In this respect, the pandemic hasn’t just upturned the apple cart, it has flipped the whole supermarket (and the adjoining car park) on its head.
In response to this cataclysmic turn of events, the creative community has a responsibility to rebuild people’s confidence and help to shape the way that they act in this ‘new normal’ environment.
And this responsibility extends far beyond expunging ads where two people are within coughing distance of one another or rejecting stock images of smiling, tactile nurses caring for their patients.
All change on the creative front
Effective creative briefs usually start with a strong audience insight (although admittedly, one good insight usually gets copied and pasted across multiple briefs). However, now is the time to delete that old template. The environment in which your audience now find themselves – from the virtual boardroom to the hatch door restaurant window – has radically changed.
The world is full of new instructional signage, messages and iconography. With no common design framework and rushed applications across the board, the office reopening may have as much visual clutter in wayfinding around the printer room as your local mall possibly now feels.

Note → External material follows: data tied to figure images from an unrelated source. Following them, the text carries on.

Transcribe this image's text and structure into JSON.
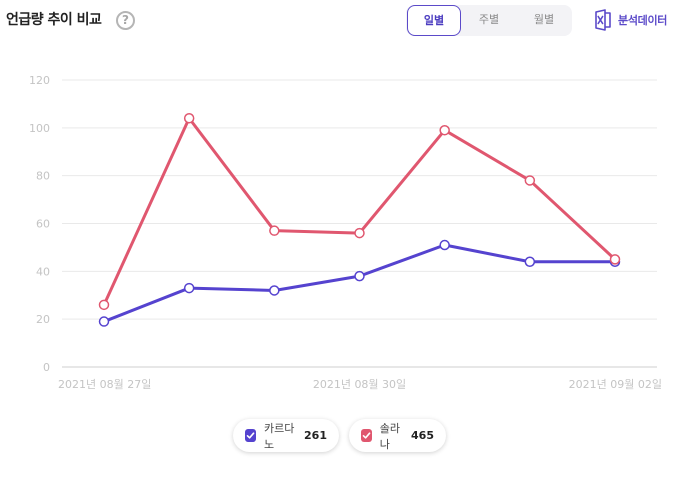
{
  "header": {
    "title": "언급량 추이 비교",
    "help_icon": "question-circle-icon"
  },
  "period_tabs": [
    {
      "label": "일별",
      "active": true
    },
    {
      "label": "주별",
      "active": false
    },
    {
      "label": "월별",
      "active": false
    }
  ],
  "export": {
    "label": "분석데이터",
    "icon": "excel-icon"
  },
  "chart_data": {
    "type": "line",
    "x": [
      "2021년 08월 27일",
      "2021년 08월 28일",
      "2021년 08월 29일",
      "2021년 08월 30일",
      "2021년 08월 31일",
      "2021년 09월 01일",
      "2021년 09월 02일"
    ],
    "x_tick_labels": [
      "2021년 08월 27일",
      "2021년 08월 30일",
      "2021년 09월 02일"
    ],
    "x_tick_indices": [
      0,
      3,
      6
    ],
    "ylim": [
      0,
      120
    ],
    "yticks": [
      0,
      20,
      40,
      60,
      80,
      100,
      120
    ],
    "grid": true,
    "legend_position": "bottom-center",
    "series": [
      {
        "name": "카르다노",
        "total": "261",
        "color": "#5543cf",
        "values": [
          19,
          33,
          32,
          38,
          51,
          44,
          44
        ]
      },
      {
        "name": "솔라나",
        "total": "465",
        "color": "#e0576f",
        "values": [
          26,
          104,
          57,
          56,
          99,
          78,
          45
        ]
      }
    ]
  }
}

Great design has the responsibility to guide people carefully, give supportive and positive messages, and nudge the behaviors that will keep us all safe. With people fatigued by the constant barrage of messages, smart creative can drive actions, from encouraging people to stop touching objects but still feel comfortable enough to browse, all the way through to walking on the correct side of the corridor.

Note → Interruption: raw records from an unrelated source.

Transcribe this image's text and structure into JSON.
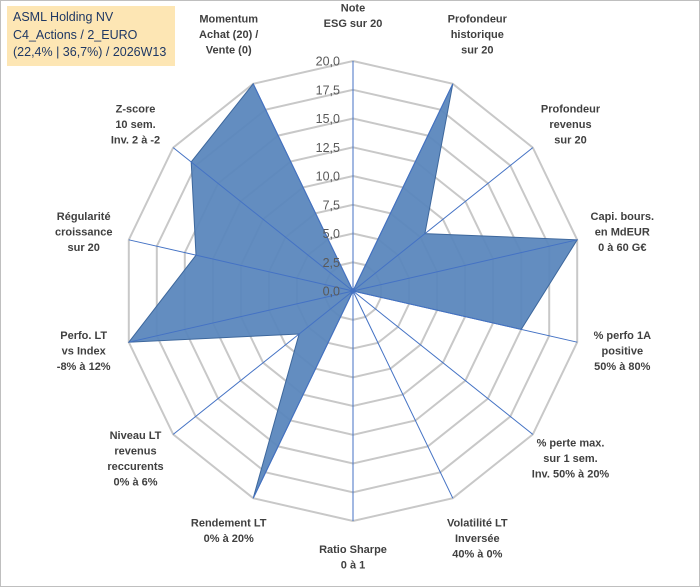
{
  "title_box": {
    "line1": "ASML Holding NV",
    "line2": "C4_Actions / 2_EURO",
    "line3": "(22,4% | 36,7%) / 2026W13"
  },
  "colors": {
    "fill": "#5b87bd",
    "stroke": "#3d679c",
    "grid": "#c8c8c8",
    "spoke": "#4472c4",
    "title_bg": "#fde6b4",
    "title_text": "#1f3864"
  },
  "chart_data": {
    "type": "radar",
    "range": [
      0,
      20
    ],
    "tick_step": 2.5,
    "tick_labels": [
      "0,0",
      "2,5",
      "5,0",
      "7,5",
      "10,0",
      "12,5",
      "15,0",
      "17,5",
      "20,0"
    ],
    "axes": [
      {
        "label": [
          "Note",
          "ESG sur 20"
        ],
        "value": 0
      },
      {
        "label": [
          "Profondeur",
          "historique",
          "sur 20"
        ],
        "value": 20
      },
      {
        "label": [
          "Profondeur",
          "revenus",
          "sur 20"
        ],
        "value": 8
      },
      {
        "label": [
          "Capi. bours.",
          "en MdEUR",
          "0 à 60 G€"
        ],
        "value": 20
      },
      {
        "label": [
          "% perfo 1A",
          "positive",
          "50% à 80%"
        ],
        "value": 15
      },
      {
        "label": [
          "% perte max.",
          "sur 1 sem.",
          "Inv. 50% à 20%"
        ],
        "value": 0
      },
      {
        "label": [
          "Volatilité LT",
          "Inversée",
          "40% à 0%"
        ],
        "value": 0
      },
      {
        "label": [
          "Ratio Sharpe",
          "0 à 1"
        ],
        "value": 0
      },
      {
        "label": [
          "Rendement LT",
          "0% à 20%"
        ],
        "value": 20
      },
      {
        "label": [
          "Niveau LT",
          "revenus",
          "reccurents",
          "0% à 6%"
        ],
        "value": 6
      },
      {
        "label": [
          "Perfo. LT",
          "vs Index",
          "-8% à 12%"
        ],
        "value": 20
      },
      {
        "label": [
          "Régularité",
          "croissance",
          "sur 20"
        ],
        "value": 14
      },
      {
        "label": [
          "Z-score",
          "10 sem.",
          "Inv. 2 à -2"
        ],
        "value": 18
      },
      {
        "label": [
          "Momentum",
          "Achat (20) /",
          "Vente (0)"
        ],
        "value": 20
      }
    ]
  }
}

Understanding the states of mind of this new audience, from restriction-deniers to anxious home-leavers, is proving to be trickier than ever before.

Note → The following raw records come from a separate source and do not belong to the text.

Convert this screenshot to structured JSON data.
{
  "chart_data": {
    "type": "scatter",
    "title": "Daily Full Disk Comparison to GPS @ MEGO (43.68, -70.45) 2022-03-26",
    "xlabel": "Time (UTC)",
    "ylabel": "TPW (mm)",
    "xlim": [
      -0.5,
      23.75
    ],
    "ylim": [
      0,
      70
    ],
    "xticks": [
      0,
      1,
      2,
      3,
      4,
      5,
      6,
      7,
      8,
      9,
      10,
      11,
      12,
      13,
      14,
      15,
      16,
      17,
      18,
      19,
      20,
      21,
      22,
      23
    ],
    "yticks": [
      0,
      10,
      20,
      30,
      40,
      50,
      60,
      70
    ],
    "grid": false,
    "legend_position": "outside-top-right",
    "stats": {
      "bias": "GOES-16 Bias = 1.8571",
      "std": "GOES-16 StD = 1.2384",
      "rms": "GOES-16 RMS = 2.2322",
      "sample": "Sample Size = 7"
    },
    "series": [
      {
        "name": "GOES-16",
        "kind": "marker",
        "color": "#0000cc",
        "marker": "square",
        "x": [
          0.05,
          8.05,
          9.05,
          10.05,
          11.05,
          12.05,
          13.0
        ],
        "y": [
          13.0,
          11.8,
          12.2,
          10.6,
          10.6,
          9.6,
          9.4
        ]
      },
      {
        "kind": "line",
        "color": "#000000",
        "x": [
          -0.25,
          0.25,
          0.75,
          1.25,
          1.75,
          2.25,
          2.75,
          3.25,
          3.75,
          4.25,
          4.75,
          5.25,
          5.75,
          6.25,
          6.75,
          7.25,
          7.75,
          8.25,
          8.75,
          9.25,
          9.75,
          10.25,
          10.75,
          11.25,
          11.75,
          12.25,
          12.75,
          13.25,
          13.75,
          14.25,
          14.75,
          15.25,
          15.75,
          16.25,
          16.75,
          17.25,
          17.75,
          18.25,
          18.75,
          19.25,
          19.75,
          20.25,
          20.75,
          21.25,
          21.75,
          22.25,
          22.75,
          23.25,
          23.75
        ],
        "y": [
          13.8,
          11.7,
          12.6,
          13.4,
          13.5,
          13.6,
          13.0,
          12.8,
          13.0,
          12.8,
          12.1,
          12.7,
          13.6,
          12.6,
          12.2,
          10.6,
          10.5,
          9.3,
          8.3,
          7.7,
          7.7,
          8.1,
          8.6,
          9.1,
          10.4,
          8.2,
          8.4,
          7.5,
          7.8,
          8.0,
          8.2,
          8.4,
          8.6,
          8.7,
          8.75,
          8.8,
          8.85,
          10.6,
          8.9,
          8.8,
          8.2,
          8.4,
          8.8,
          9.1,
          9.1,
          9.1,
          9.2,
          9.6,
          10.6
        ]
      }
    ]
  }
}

Your image library is defunct
There’s still something that feels a little strange about photography with people wearing masks, but that’s the reality of things right now. A stock library full of people embracing, nurses giving reassuring arm touches to a patient and just about every shot of the office has been rendered obsolete in the midst of the pandemic.
Imagery that captures the new normal has the best shot of creating a splash. Forget it being a 2020 trend, our foreseeable future will be a mix of video calls, online deliveries and appropriately distanced small crowds.
Consumption behaviors change
As restrictions are lifted, our audiences will become splintered. Creative has a complex job to balance this new dynamic. Future events will mix in-person and virtual attendees, which has implications for everything from font size and how we’ll present to background beats.
Building back confidence to kickstart the recovery
Show-stopping creative enhances the perception of a successful event or business. This can include everything from great menu design through to a conference prospectus that makes you want to leap through the screen to attend a virtual event in person. And so we’re set to rely even more on design to give us that shot in the arm to get the show metaphorically back on the road.
With an abundance of unused ad space, the lowest talent and production costs ever seen and a responsibility to drive consumer confidence, surely now is the perfect opportunity to fire out an updated creative brief?